The final mode, known as the Zap mode, really says it all.
When an insect hits the invisible shield, the insect is literally zapped by the energy field, releasing a loud pop and a little spark, much like those insect zappers you can buy today. Johann, of course, took the most pleasure using this mode, especially at night with a thick cloud of gnats or mosquitoes. He relates the experience to that of being surrounded by an electric field of fireworks but even more visually stunning is watching someone else with Zap mode turned on being enveloped in this kind of surreal blue sparkling popping envelope.
Again, as in the second mode, the ecological aftermath may be undesirable, but what is undeniably true with the third mode, is that it is great fun to use, although a little smelly caused by the smoke produced by the electrocution of the insects.
I asked the question, if the device was safe to use. Surely, the presence of an electric field surrounding one’s person may be problematic. What about a couple walking together? What about being in high humidity or in water? What about other flying objects?
I was assured that the device only works for insects within a specific mass range. For example, heavier insects including bees, dragonflies, moths and butterflies are not affected. Also, Johann explains that the technology embedded in this device is advanced enough to detect the type of insect it is trying to eliminate through the use of morphology recognition, an art which he is in the process of patenting.
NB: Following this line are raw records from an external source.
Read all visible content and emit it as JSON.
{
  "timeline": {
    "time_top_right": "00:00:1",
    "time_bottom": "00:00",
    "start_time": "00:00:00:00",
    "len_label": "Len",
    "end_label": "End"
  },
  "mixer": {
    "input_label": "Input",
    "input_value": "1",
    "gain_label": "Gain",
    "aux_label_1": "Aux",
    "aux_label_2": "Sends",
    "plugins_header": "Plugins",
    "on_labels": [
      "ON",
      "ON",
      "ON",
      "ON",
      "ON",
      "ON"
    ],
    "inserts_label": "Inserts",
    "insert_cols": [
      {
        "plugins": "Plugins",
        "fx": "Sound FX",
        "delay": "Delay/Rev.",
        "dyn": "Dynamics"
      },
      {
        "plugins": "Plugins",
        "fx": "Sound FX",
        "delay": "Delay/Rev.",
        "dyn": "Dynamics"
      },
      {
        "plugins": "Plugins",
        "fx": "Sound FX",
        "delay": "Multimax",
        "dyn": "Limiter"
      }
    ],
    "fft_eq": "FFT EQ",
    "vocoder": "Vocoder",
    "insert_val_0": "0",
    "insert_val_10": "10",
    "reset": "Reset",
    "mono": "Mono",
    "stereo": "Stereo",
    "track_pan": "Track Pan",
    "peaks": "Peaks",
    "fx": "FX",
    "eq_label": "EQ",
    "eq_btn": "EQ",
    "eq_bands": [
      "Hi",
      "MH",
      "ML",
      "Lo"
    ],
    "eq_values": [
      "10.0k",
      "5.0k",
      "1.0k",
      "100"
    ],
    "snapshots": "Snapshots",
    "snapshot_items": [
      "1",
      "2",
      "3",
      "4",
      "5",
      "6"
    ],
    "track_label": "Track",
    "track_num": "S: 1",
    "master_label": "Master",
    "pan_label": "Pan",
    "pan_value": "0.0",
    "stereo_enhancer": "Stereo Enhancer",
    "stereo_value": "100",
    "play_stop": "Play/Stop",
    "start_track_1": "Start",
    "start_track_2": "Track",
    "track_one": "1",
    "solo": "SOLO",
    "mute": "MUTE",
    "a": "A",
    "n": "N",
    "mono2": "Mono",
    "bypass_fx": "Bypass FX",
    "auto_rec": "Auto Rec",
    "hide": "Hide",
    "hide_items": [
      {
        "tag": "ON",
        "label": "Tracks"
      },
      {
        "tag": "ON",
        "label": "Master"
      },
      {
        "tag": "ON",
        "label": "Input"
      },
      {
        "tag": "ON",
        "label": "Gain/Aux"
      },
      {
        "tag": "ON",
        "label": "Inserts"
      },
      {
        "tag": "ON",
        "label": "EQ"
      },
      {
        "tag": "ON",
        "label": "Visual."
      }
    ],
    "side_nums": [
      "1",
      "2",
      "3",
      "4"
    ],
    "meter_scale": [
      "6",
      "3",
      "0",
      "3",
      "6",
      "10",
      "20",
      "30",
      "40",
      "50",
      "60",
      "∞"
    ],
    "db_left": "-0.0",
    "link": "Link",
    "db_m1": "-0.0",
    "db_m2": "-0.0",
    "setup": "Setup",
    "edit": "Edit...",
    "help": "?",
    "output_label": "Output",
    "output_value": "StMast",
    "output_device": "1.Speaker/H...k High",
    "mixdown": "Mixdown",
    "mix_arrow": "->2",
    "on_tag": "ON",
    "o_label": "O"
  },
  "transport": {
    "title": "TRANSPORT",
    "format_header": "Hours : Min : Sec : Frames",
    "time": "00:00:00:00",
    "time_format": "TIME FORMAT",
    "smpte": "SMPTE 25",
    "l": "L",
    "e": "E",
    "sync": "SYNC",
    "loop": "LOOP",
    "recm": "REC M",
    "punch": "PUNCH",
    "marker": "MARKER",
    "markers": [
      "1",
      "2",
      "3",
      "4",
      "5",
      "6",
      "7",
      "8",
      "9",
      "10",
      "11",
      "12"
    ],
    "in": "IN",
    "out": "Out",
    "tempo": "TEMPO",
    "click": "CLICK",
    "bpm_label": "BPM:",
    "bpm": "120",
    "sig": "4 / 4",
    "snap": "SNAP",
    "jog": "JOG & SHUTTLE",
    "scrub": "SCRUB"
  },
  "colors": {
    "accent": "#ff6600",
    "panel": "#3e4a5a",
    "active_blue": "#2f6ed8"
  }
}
The device can be finally calibrated according to the shape, mass, speed, and colour of the insect.
As for water, the device can work in quite high humidity conditions, but it is not functional underwater, although the black box itself is IP rated for underwater use. And, with interaction of those organisms which do not fit the profile calibrated by the device, they are ignored. In other words, a couple could, even with each of their devices switched on to Zap mode, could walk hand-in-hand without any problem.
Finally, I asked when the device will be ready to market.
Johann’s answer was very simple.
‘Very soon, indeed. Perhaps even by April 1st, 2025!’